Robert H. Bork (1 of 1) 5 blogs
"The life of the law has not been logic. It has been experience. "--Oliver Wendell Holmes, Jr.
We have had judges and case law (also called common law) continuously since Roman times, longer than any government has survived. By contrast, "statutory "law usually responds more suddenly to the changing natures of rulers, often seeing military law or anything resembling it, as a temporary expedient for the survival of the state. The two forms of law are frequently suspicious of each other, so if both forms of law coexist, they often link through a Constitution defining their boundaries. Common law usually evolves slowly and coherently, whereas statutory law has less patience with traditions, and becomes based on some variant of force imposed by unrelated kings, emperors, tribunes or legislatures, often resisted by local citizens through compromise or rebellion. Much depends on whether or not there are long periods of stability between episodes of war.
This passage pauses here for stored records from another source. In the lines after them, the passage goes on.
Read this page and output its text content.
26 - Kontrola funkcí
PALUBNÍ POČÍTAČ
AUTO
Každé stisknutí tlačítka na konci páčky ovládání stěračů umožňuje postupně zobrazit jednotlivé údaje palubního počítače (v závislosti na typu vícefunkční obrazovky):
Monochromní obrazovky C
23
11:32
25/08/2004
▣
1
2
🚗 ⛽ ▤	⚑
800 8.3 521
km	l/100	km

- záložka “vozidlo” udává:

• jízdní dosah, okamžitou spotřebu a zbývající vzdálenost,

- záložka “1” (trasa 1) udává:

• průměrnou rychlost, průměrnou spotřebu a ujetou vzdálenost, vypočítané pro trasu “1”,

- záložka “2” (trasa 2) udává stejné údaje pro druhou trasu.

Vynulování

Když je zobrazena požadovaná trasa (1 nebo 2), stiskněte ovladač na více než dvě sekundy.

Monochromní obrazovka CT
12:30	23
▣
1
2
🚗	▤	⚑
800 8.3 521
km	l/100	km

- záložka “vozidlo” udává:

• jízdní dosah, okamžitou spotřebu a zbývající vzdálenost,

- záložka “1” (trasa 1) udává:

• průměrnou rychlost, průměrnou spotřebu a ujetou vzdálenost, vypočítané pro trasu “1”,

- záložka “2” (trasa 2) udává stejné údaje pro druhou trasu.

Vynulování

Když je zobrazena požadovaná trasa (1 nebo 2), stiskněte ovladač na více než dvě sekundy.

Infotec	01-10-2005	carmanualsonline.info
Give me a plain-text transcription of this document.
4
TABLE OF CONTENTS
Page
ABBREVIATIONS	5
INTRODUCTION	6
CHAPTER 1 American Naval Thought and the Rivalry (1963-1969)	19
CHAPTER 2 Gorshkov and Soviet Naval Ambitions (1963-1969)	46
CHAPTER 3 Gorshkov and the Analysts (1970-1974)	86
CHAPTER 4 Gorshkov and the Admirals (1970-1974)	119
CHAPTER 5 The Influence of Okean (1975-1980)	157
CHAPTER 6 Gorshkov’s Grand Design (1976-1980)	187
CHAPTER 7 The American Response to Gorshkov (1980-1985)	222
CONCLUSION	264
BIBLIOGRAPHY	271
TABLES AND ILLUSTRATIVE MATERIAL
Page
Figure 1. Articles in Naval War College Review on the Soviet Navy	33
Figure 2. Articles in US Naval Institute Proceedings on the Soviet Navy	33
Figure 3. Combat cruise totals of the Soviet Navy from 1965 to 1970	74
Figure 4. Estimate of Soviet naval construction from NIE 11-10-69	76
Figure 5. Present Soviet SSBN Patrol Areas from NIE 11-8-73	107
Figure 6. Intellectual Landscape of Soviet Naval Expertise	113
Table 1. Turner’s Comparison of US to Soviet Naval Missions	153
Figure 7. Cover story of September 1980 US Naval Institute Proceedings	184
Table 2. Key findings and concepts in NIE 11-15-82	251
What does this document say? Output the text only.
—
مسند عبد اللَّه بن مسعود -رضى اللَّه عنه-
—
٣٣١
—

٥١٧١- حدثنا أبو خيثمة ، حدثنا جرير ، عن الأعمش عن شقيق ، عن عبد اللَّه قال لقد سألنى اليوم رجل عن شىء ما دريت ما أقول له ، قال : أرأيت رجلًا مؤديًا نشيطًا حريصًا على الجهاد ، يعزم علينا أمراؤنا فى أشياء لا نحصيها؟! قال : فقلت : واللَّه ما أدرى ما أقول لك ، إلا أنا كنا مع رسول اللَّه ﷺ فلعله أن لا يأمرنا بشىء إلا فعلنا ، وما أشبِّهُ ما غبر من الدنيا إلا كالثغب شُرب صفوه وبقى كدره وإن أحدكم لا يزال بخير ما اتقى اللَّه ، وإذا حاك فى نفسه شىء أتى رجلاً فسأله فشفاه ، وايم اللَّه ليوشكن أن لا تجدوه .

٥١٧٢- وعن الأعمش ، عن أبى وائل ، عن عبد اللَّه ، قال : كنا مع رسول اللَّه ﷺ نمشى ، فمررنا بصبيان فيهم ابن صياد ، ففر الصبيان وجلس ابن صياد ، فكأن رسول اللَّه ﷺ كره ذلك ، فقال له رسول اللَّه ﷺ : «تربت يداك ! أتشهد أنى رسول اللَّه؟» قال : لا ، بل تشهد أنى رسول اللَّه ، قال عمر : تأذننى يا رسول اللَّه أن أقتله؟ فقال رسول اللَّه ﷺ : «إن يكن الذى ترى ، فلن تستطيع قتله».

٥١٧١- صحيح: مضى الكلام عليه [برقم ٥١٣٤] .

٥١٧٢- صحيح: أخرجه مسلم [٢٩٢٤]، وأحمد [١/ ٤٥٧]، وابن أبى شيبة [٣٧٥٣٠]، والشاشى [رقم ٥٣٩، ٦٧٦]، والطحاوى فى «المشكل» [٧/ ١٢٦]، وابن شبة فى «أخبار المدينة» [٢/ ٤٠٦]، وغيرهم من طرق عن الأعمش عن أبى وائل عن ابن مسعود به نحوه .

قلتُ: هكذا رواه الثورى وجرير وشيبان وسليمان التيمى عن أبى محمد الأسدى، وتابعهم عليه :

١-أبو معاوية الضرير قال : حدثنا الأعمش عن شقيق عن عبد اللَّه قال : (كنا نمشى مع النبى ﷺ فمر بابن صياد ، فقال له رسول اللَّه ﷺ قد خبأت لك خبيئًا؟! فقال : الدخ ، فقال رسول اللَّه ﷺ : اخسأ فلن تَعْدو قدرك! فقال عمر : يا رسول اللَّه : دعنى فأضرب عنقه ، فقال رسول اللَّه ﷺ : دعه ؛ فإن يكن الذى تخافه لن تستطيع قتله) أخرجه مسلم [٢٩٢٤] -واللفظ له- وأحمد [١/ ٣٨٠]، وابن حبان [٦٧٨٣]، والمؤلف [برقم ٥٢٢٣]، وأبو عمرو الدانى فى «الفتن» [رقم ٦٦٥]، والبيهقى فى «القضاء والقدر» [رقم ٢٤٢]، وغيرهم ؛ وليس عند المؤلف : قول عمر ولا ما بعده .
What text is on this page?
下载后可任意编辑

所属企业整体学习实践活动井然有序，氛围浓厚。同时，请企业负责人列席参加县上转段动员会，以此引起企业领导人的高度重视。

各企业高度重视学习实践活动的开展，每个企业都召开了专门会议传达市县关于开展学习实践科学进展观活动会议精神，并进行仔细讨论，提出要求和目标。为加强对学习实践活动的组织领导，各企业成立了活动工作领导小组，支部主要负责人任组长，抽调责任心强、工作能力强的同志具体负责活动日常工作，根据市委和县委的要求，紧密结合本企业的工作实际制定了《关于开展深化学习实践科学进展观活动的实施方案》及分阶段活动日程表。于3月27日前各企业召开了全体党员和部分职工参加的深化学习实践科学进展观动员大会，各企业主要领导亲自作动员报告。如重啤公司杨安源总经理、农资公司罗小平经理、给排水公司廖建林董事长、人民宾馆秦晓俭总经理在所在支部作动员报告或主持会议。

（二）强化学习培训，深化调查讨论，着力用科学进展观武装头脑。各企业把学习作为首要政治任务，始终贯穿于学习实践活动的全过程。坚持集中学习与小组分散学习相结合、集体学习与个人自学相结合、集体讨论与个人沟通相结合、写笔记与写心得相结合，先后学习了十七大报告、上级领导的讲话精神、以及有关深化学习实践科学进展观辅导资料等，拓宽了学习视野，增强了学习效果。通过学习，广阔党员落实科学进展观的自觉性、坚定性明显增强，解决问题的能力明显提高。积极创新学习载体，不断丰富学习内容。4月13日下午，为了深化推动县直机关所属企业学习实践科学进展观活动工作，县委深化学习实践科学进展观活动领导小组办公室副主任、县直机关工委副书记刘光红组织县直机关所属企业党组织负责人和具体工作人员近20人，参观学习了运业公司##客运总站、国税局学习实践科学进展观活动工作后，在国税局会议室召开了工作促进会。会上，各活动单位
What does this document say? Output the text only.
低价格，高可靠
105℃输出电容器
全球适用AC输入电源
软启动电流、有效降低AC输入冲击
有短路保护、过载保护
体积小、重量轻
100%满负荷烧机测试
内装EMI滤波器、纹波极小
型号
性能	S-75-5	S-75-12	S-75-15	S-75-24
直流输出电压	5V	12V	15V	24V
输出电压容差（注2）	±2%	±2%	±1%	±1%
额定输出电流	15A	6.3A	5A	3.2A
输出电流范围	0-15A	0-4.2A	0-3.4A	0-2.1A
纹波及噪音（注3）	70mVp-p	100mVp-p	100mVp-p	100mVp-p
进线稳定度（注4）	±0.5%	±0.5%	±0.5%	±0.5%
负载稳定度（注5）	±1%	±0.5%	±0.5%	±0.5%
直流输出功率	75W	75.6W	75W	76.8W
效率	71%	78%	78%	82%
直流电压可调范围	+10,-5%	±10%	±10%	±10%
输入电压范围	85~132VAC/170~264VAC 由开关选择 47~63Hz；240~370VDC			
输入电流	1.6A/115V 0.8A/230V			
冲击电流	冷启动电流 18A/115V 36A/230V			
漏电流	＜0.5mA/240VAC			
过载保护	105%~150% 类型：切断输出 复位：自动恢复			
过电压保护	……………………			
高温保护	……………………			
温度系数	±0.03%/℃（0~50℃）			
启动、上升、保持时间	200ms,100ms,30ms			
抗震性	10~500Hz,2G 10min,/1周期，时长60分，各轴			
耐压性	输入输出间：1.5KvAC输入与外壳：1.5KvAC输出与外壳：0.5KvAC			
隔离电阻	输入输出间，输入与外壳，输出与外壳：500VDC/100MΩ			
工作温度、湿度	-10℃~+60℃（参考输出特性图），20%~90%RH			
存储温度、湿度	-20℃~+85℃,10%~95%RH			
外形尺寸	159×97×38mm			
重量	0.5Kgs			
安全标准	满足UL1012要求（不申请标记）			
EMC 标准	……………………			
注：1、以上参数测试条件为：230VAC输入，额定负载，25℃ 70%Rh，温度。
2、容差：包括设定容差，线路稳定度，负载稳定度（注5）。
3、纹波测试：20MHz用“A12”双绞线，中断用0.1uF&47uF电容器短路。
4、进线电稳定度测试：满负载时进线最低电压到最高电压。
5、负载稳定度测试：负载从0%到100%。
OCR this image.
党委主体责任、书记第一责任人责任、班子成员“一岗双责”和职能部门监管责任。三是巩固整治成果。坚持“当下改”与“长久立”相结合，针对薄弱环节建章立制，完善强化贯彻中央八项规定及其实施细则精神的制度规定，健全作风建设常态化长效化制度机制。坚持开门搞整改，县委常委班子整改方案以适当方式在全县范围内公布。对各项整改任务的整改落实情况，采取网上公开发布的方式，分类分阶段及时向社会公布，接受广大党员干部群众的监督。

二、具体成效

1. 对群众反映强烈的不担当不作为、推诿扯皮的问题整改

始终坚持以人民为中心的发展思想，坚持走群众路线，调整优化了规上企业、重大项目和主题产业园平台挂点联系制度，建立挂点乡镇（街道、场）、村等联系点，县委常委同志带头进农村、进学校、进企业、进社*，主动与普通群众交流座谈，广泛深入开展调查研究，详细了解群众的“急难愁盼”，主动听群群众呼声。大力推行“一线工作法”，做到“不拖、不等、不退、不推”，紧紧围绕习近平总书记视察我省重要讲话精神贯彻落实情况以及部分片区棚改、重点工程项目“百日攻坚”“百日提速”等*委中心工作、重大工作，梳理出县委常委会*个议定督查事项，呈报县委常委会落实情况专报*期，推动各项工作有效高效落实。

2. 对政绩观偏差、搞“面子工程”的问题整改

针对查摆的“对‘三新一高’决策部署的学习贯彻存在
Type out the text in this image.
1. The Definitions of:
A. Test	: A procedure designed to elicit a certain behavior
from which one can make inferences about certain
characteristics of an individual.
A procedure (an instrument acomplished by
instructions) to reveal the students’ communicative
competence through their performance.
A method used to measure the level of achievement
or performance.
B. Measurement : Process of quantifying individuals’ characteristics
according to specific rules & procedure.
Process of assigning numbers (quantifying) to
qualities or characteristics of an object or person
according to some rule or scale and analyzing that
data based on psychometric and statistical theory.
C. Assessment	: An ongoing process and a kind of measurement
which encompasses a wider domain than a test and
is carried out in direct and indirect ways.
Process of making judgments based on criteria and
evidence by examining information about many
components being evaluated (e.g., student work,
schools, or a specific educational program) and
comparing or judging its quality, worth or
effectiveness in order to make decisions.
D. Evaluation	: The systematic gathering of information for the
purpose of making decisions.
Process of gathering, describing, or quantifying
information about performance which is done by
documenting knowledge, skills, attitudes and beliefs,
English common law traces back to the Norman Conquest of 1066, gaining its present form after notable negotiations with King Arthur, Charlemagne, and Francis Bacon, among many others. It seeks "fundamental" truths, eventually founded on the customs of the people defined in that same Constitution. The first written Constitution of any nation was the American one, And it was the only one to last two hundred years, even though several hundred Constitutions have been tried by numerous other attempted democracies. Generally speaking, constitutions define the boundaries of statutory law but also contain a Bill of Rights. The latter is politely worded to define limits to how a simple majority may learn the will of the public, or beyond which statutory authorities may not go without special forms of extra permission. The heart of American common law lies in the first ten amendments to the Constitution, written by James Madison, and called the Bill of Rights. It might well be stated that it protects minorities from majorities, avoiding armed rebellion, but even hinting at that recourse in the Second Amendment. Madison was chairman of the designated committee of the first Congress, extracting ten of the hundred proposals the committee received from fellow members. This degree of mistrust was certainly a clear sign of coming dissatisfaction with any form of government whatever, by a people who mostly hoped to be left alone.